My daughter is so much a princess that she doesn’t want to be Cinderella. Whenever I read her the story, what sticks with her is that the stepmother would not let Cinderella go to the ball. “Stay home and clean”, the stepmother said. My daughter wants to be the one giving the orders. She doesn’t yet get that the dancing a marrying a prince part is the one that’s supposed to be enviable.
She likes giving her mommy orders as well. I am amazed at home direct she is. “Mommy, you clean this, ”Eat this”, “Play with me”. “Put on my red socks.” I’d be upset except she does this to just about everyone. I don’t remember ever having been so comfortable giving orders – to adults or other kids.

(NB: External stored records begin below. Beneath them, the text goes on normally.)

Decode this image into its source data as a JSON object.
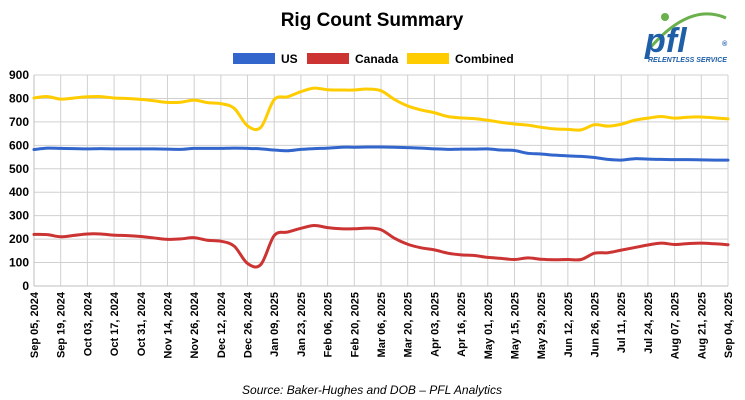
{
  "logo": {
    "text": "pfl",
    "tagline": "RELENTLESS SERVICE",
    "tm": "®"
  },
  "source": "Source: Baker-Hughes and DOB – PFL Analytics",
  "chart_data": {
    "type": "line",
    "title": "Rig Count Summary",
    "xlabel": "",
    "ylabel": "",
    "ylim": [
      0,
      900
    ],
    "yticks": [
      0,
      100,
      200,
      300,
      400,
      500,
      600,
      700,
      800,
      900
    ],
    "grid": true,
    "legend_position": "top-center",
    "x": [
      "Sep 05, 2024",
      "Sep 12, 2024",
      "Sep 19, 2024",
      "Sep 26, 2024",
      "Oct 03, 2024",
      "Oct 10, 2024",
      "Oct 17, 2024",
      "Oct 24, 2024",
      "Oct 31, 2024",
      "Nov 07, 2024",
      "Nov 14, 2024",
      "Nov 21, 2024",
      "Nov 26, 2024",
      "Dec 05, 2024",
      "Dec 12, 2024",
      "Dec 19, 2024",
      "Dec 26, 2024",
      "Jan 02, 2025",
      "Jan 09, 2025",
      "Jan 16, 2025",
      "Jan 23, 2025",
      "Jan 30, 2025",
      "Feb 06, 2025",
      "Feb 13, 2025",
      "Feb 20, 2025",
      "Feb 27, 2025",
      "Mar 06, 2025",
      "Mar 13, 2025",
      "Mar 20, 2025",
      "Mar 27, 2025",
      "Apr 03, 2025",
      "Apr 10, 2025",
      "Apr 16, 2025",
      "Apr 24, 2025",
      "May 01, 2025",
      "May 08, 2025",
      "May 15, 2025",
      "May 22, 2025",
      "May 29, 2025",
      "Jun 05, 2025",
      "Jun 12, 2025",
      "Jun 19, 2025",
      "Jun 26, 2025",
      "Jul 03, 2025",
      "Jul 11, 2025",
      "Jul 17, 2025",
      "Jul 24, 2025",
      "Jul 31, 2025",
      "Aug 07, 2025",
      "Aug 14, 2025",
      "Aug 21, 2025",
      "Aug 28, 2025",
      "Sep 04, 2025"
    ],
    "xtick_labels": [
      "Sep 05, 2024",
      "Sep 19, 2024",
      "Oct 03, 2024",
      "Oct 17, 2024",
      "Oct 31, 2024",
      "Nov 14, 2024",
      "Nov 26, 2024",
      "Dec 12, 2024",
      "Dec 26, 2024",
      "Jan 09, 2025",
      "Jan 23, 2025",
      "Feb 06, 2025",
      "Feb 20, 2025",
      "Mar 06, 2025",
      "Mar 20, 2025",
      "Apr 03, 2025",
      "Apr 16, 2025",
      "May 01, 2025",
      "May 15, 2025",
      "May 29, 2025",
      "Jun 12, 2025",
      "Jun 26, 2025",
      "Jul 11, 2025",
      "Jul 24, 2025",
      "Aug 07, 2025",
      "Aug 21, 2025",
      "Sep 04, 2025"
    ],
    "series": [
      {
        "name": "US",
        "color": "#3366cc",
        "values": [
          582,
          588,
          587,
          586,
          585,
          586,
          585,
          585,
          585,
          585,
          584,
          583,
          587,
          587,
          587,
          588,
          587,
          585,
          580,
          577,
          583,
          586,
          588,
          592,
          592,
          593,
          593,
          592,
          590,
          588,
          585,
          583,
          584,
          584,
          585,
          580,
          578,
          566,
          563,
          558,
          555,
          553,
          548,
          540,
          537,
          543,
          541,
          540,
          539,
          539,
          538,
          537,
          537
        ]
      },
      {
        "name": "Canada",
        "color": "#cc3333",
        "values": [
          220,
          219,
          210,
          216,
          222,
          222,
          217,
          215,
          211,
          205,
          199,
          201,
          206,
          195,
          191,
          170,
          96,
          92,
          215,
          230,
          246,
          258,
          249,
          244,
          244,
          247,
          240,
          204,
          178,
          163,
          154,
          140,
          133,
          130,
          122,
          118,
          113,
          120,
          114,
          112,
          113,
          113,
          140,
          142,
          153,
          164,
          175,
          183,
          177,
          181,
          183,
          180,
          176
        ]
      },
      {
        "name": "Combined",
        "color": "#ffcc00",
        "values": [
          802,
          808,
          797,
          802,
          807,
          808,
          802,
          800,
          796,
          790,
          783,
          784,
          793,
          782,
          778,
          758,
          683,
          677,
          795,
          807,
          829,
          844,
          837,
          836,
          836,
          840,
          833,
          796,
          768,
          751,
          739,
          723,
          717,
          714,
          707,
          698,
          691,
          686,
          677,
          670,
          668,
          666,
          688,
          682,
          690,
          707,
          716,
          723,
          716,
          720,
          721,
          717,
          713
        ]
      }
    ]
  }
}
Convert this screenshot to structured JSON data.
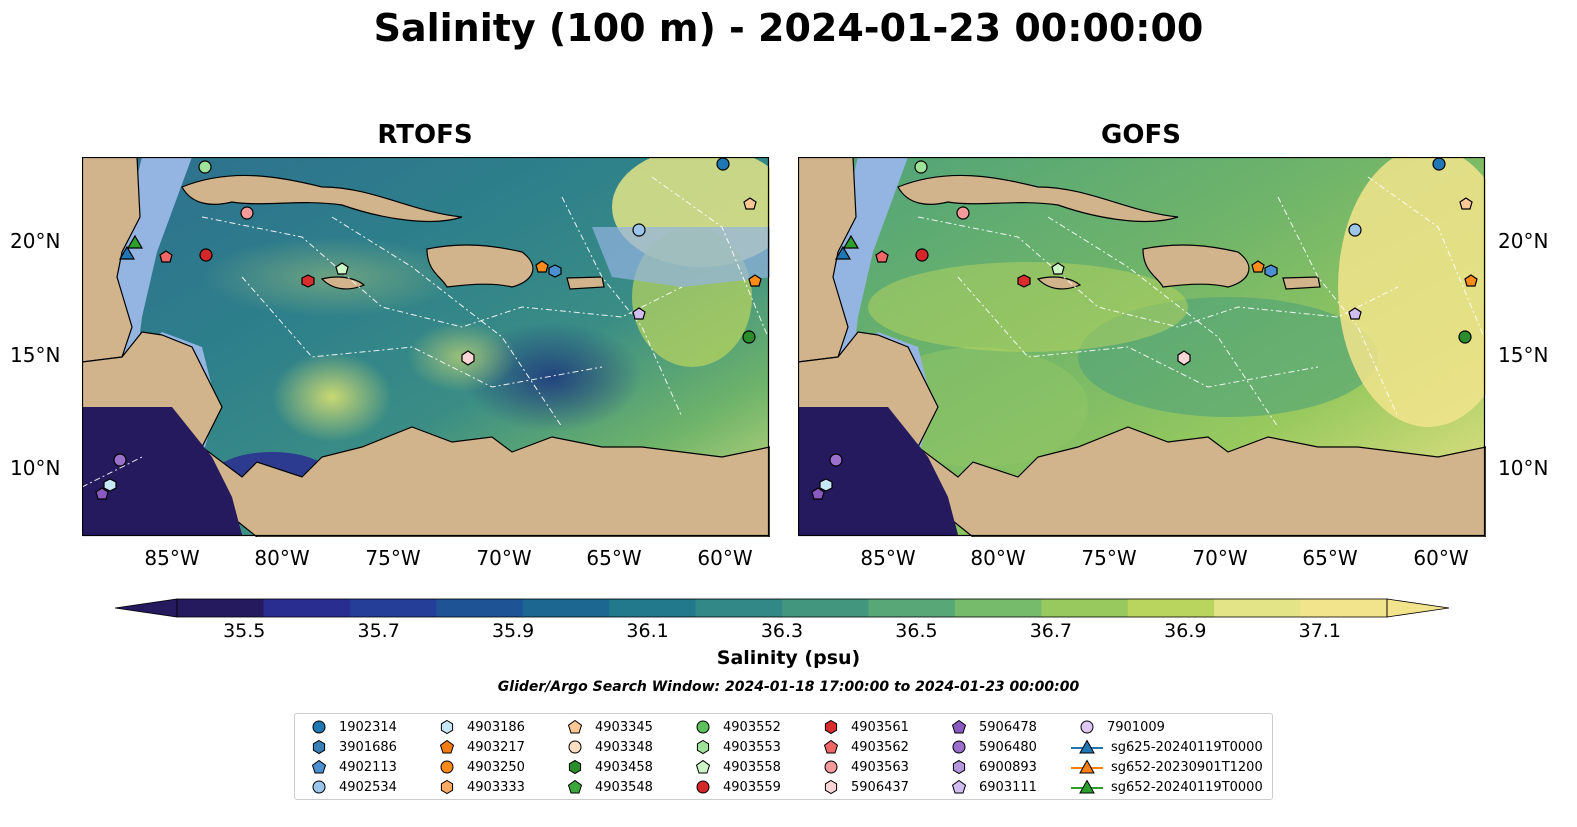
{
  "title": "Salinity (100 m) - 2024-01-23 00:00:00",
  "panels": [
    {
      "title": "RTOFS"
    },
    {
      "title": "GOFS"
    }
  ],
  "axes": {
    "x_ticks": [
      "85°W",
      "80°W",
      "75°W",
      "70°W",
      "65°W",
      "60°W"
    ],
    "y_ticks": [
      "20°N",
      "15°N",
      "10°N"
    ]
  },
  "colorbar": {
    "label": "Salinity (psu)",
    "ticks": [
      "35.5",
      "35.7",
      "35.9",
      "36.1",
      "36.3",
      "36.5",
      "36.7",
      "36.9",
      "37.1"
    ],
    "range": [
      35.4,
      37.2
    ],
    "colors": [
      "#261a5e",
      "#2a2d90",
      "#253f98",
      "#1e5496",
      "#1b6791",
      "#22798c",
      "#318886",
      "#43967e",
      "#58a877",
      "#76bb6b",
      "#97c95e",
      "#bad55e",
      "#e3e487",
      "#f2e48c"
    ]
  },
  "search_window": "Glider/Argo Search Window: 2024-01-18 17:00:00 to 2024-01-23 00:00:00",
  "map_colors": {
    "land": "#d2b48c",
    "shelf": "#94b4e2",
    "ocean_fill": "#3d8c88"
  },
  "legend": [
    [
      {
        "label": "1902314",
        "marker": "circle",
        "color": "#1f77b4"
      },
      {
        "label": "3901686",
        "marker": "hexagon",
        "color": "#3b7fb8"
      },
      {
        "label": "4902113",
        "marker": "pentagon",
        "color": "#4a90d0"
      },
      {
        "label": "4902534",
        "marker": "circle",
        "color": "#9cc5ea"
      }
    ],
    [
      {
        "label": "4903186",
        "marker": "hexagon",
        "color": "#c6e9f5"
      },
      {
        "label": "4903217",
        "marker": "pentagon",
        "color": "#f57c12"
      },
      {
        "label": "4903250",
        "marker": "circle",
        "color": "#ff8c1a"
      },
      {
        "label": "4903333",
        "marker": "hexagon",
        "color": "#ffab64"
      }
    ],
    [
      {
        "label": "4903345",
        "marker": "pentagon",
        "color": "#fdc896"
      },
      {
        "label": "4903348",
        "marker": "circle",
        "color": "#fde0c2"
      },
      {
        "label": "4903458",
        "marker": "hexagon",
        "color": "#2a8f2a"
      },
      {
        "label": "4903548",
        "marker": "pentagon",
        "color": "#3aa83a"
      }
    ],
    [
      {
        "label": "4903552",
        "marker": "circle",
        "color": "#5cc05c"
      },
      {
        "label": "4903553",
        "marker": "hexagon",
        "color": "#9ee39a"
      },
      {
        "label": "4903558",
        "marker": "pentagon",
        "color": "#cdf7c6"
      },
      {
        "label": "4903559",
        "marker": "circle",
        "color": "#d62728"
      }
    ],
    [
      {
        "label": "4903561",
        "marker": "hexagon",
        "color": "#d92d2d"
      },
      {
        "label": "4903562",
        "marker": "pentagon",
        "color": "#f06666"
      },
      {
        "label": "4903563",
        "marker": "circle",
        "color": "#f49a9a"
      },
      {
        "label": "5906437",
        "marker": "hexagon",
        "color": "#fcd6d6"
      }
    ],
    [
      {
        "label": "5906478",
        "marker": "pentagon",
        "color": "#8a5ac2"
      },
      {
        "label": "5906480",
        "marker": "circle",
        "color": "#9b6fcc"
      },
      {
        "label": "6900893",
        "marker": "hexagon",
        "color": "#b496dc"
      },
      {
        "label": "6903111",
        "marker": "pentagon",
        "color": "#d2bdf0"
      }
    ],
    [
      {
        "label": "7901009",
        "marker": "circle",
        "color": "#e0c8f5"
      },
      {
        "label": "sg625-20240119T0000",
        "marker": "triangle-line",
        "color": "#1f77b4"
      },
      {
        "label": "sg652-20230901T1200",
        "marker": "triangle-line",
        "color": "#ff7f0e"
      },
      {
        "label": "sg652-20240119T0000",
        "marker": "triangle-line",
        "color": "#2ca02c"
      }
    ]
  ]
}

Some of my friends notice it too. Not only from mine, but from others. Kids no longer stand around silently, wishing, hoping, transmitting messages. For example, they’d like some of the chips you’re feeding your child too. They’ll just come, swoop down, and take them, like seagulls, except you can’t very well raise your voice and run at them until they take flight. They no longer silently submit to whatever you dress them in either. When my mom dressed me in the rainbow, matching terrycloth set, I seethed with embarrassment but didn’t say a word. I even smiled for the pictures that would permanently document my embarassment and show up on Facebook years later, but I digress. Kids have very strong opinions now. My daughter had a melt down when I told her she could not wear the bright yellow socks with her red and blue dress. Not because they were yellow and clashed with psychedelic brilliance, but because they were new and we did not need to open yet another pair of socks. (We need to wear out as many two-year old things before she moved into the grand size of 3.) But rather than wear what I chose, there was still compromise. I told her she could wear any old socks, any color. She insisted on new socks – any color as long as they had stickers and tag.
We stayed home.
With needs like hers, I hope she there’s a prince out there for her.